Certa feita, em minha pesquisa de mestrado, no aeroporto internacional de Fortaleza, recebi a seguinte resposta a indagação que fiz a uma passageira sobre onde ela morava: “nesse momento de cidade em cidade, sem residência fixa (...) é como se a minha cidade fosse Recife”. Alteradas as relações e coordenadas de tempo e espaço desde o séc. XV, vindo a se efetivar nos dias hodiernos a partir da revolução tecnológica, são as próprias condições, contextos e parâmetros das negociações de (re)conhecimento em torno da cultura, alteridade e identidade que se alteram.

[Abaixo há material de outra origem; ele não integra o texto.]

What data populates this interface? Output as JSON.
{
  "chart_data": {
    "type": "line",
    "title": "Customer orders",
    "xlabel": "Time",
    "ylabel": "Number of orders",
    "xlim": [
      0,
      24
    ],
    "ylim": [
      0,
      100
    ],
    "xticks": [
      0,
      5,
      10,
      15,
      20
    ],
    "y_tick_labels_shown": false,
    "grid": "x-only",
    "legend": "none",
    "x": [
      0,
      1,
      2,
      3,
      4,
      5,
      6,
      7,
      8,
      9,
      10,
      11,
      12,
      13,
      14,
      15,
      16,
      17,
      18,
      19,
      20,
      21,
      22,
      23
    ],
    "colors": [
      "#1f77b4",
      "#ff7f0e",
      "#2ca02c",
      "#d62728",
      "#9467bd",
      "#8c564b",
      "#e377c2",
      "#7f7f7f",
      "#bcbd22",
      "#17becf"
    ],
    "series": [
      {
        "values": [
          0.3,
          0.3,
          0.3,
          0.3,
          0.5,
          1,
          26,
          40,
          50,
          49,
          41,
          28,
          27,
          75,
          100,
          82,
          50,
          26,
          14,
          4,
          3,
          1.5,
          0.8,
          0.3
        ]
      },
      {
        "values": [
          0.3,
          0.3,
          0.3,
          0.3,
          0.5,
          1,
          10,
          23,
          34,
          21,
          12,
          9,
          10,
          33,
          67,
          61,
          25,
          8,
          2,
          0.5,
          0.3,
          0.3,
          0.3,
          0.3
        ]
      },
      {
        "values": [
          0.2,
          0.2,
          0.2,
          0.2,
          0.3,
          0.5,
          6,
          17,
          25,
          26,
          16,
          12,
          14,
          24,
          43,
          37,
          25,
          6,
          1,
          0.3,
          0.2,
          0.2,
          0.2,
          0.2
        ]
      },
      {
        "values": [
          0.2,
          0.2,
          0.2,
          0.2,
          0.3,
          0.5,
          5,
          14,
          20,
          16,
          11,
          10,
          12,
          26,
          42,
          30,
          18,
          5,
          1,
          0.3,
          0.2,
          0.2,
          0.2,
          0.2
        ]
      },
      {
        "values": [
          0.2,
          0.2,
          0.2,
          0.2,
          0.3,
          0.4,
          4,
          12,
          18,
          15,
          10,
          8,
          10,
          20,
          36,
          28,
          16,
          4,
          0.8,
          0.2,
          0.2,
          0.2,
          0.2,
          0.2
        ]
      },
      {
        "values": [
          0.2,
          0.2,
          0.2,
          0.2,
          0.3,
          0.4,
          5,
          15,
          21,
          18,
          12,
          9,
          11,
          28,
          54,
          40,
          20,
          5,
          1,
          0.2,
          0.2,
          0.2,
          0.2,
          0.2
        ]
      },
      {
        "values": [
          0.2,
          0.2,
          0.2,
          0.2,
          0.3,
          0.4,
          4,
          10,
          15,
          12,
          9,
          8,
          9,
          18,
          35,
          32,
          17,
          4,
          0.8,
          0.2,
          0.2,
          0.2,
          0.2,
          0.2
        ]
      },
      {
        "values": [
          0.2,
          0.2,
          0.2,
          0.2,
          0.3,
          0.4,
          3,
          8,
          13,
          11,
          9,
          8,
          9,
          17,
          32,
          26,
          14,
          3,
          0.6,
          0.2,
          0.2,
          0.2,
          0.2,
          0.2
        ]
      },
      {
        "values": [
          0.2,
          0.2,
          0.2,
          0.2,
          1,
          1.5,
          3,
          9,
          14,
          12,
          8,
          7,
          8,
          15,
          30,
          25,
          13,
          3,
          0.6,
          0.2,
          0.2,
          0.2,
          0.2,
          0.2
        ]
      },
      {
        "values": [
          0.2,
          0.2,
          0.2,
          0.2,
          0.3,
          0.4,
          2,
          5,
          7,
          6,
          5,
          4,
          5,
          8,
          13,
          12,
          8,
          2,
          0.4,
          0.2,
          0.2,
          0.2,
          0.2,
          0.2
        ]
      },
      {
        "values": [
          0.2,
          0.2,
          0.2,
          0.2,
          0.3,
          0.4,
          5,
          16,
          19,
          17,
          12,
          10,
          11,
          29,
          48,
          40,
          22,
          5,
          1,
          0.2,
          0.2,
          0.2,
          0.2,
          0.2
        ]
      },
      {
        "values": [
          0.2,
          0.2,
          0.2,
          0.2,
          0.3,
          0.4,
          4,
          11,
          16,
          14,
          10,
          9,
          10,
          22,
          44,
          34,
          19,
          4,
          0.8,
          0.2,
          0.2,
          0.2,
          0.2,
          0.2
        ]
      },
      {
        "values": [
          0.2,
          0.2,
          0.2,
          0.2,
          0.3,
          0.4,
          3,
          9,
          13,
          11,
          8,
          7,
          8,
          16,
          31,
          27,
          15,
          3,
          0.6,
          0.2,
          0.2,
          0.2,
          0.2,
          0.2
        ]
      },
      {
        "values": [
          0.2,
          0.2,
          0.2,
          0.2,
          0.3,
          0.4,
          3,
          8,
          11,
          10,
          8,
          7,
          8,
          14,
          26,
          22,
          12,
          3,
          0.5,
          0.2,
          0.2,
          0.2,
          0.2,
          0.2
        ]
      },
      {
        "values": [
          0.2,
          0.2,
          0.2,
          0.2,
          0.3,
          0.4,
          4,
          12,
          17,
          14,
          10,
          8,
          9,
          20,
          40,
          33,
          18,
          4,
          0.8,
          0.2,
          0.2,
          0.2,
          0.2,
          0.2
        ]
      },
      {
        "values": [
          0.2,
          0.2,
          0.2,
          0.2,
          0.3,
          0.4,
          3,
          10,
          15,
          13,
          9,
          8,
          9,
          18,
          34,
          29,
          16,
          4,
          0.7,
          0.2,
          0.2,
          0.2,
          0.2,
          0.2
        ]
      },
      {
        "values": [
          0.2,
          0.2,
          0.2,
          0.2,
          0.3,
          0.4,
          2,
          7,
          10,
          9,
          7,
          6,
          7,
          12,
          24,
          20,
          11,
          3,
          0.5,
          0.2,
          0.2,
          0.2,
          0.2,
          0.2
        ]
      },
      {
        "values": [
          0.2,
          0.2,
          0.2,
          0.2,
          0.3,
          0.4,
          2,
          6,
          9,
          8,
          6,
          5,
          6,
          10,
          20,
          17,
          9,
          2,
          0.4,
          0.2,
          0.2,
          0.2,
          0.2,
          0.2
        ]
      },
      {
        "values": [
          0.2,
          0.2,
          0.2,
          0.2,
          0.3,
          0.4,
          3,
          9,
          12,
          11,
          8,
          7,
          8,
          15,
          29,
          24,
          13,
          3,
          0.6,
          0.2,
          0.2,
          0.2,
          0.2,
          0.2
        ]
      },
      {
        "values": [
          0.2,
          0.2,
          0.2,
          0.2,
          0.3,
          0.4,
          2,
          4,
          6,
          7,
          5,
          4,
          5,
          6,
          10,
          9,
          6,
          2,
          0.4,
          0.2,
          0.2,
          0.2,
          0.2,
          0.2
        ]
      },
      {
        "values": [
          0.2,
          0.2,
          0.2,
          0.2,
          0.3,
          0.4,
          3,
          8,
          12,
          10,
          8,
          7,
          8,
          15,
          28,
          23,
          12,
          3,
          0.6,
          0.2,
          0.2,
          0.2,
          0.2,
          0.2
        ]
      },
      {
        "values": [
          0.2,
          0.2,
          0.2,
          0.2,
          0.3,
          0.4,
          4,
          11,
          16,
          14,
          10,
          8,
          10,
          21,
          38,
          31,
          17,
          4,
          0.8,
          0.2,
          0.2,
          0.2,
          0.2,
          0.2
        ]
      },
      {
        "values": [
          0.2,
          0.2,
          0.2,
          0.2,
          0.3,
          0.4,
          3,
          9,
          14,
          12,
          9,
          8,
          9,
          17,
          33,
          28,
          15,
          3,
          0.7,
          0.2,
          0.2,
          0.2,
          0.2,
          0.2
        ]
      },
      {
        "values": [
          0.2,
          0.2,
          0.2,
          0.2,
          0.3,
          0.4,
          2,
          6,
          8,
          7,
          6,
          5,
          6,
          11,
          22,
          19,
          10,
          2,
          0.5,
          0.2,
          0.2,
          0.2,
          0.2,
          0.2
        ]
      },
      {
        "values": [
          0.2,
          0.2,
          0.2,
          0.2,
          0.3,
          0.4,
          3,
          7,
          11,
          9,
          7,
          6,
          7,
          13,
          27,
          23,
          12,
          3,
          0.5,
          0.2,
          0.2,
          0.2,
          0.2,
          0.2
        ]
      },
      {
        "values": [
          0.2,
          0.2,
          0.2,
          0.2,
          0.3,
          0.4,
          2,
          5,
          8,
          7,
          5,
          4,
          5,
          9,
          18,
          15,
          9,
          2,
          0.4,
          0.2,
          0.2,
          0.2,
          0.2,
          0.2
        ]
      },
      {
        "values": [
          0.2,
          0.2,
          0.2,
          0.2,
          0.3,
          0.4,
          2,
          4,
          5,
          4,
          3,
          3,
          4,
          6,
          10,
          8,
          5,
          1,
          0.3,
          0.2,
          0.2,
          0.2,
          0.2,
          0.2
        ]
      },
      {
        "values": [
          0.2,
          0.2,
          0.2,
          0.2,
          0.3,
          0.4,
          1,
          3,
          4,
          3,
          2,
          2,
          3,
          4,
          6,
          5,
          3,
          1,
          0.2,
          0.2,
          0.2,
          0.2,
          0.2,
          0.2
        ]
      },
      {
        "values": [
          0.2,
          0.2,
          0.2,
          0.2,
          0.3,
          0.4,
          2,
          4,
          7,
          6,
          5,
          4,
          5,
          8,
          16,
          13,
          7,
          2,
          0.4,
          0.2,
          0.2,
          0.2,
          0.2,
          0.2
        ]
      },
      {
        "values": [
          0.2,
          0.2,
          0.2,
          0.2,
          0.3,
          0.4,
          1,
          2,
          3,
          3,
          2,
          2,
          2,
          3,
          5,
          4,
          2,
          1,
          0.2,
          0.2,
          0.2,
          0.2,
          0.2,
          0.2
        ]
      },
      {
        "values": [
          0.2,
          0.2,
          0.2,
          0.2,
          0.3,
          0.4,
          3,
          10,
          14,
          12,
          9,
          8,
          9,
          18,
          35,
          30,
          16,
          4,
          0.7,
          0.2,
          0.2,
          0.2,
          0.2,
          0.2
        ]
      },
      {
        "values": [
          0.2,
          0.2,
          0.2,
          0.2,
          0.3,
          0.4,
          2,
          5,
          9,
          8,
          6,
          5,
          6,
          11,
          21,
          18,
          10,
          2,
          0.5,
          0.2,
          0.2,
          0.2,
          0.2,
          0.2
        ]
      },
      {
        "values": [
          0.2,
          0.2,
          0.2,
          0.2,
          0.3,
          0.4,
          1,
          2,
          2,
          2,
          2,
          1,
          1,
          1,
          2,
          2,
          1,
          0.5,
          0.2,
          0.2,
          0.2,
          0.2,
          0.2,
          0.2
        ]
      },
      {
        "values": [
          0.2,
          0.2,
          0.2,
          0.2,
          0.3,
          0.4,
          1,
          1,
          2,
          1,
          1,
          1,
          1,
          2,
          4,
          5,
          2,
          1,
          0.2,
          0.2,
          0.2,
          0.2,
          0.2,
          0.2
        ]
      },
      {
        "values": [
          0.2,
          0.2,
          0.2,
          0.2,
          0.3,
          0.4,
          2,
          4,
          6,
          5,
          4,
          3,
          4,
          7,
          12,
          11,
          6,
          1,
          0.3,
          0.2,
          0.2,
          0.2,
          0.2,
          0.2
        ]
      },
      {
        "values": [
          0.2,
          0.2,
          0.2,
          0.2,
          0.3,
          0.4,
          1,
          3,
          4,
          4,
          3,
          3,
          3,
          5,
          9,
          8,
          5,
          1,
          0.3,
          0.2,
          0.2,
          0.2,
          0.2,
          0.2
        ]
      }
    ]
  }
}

O “outro”, o “diferente” ou ainda o “estrangeiro” e o “estranho” (dos quais nos falam Simmel e Sennet, respectivamente), tornam-se personagens cada vez mais importantes nas relações sociais que se configuram no fluxo global do turismo e das migrações em geral. Nesse contexto propomos a análise de tais relações sociais nos espaços de fluxos (em nosso caso, o aeroporto), levando em consideração a proposta na qual James Clifford nos fala de uma etnografia baseada em “encontros en viaje” para dar conta da realidade de pessoas e grupos que vivem a situação de “residecia en viaje”. Os espaços, os “territórios”, os lugares e até os “não-lugares” passam a ser fontes caras à análise antropológica, pois são conceitos centrais para a revisão de cultura e alteridade que os citados fluxos têm exigido.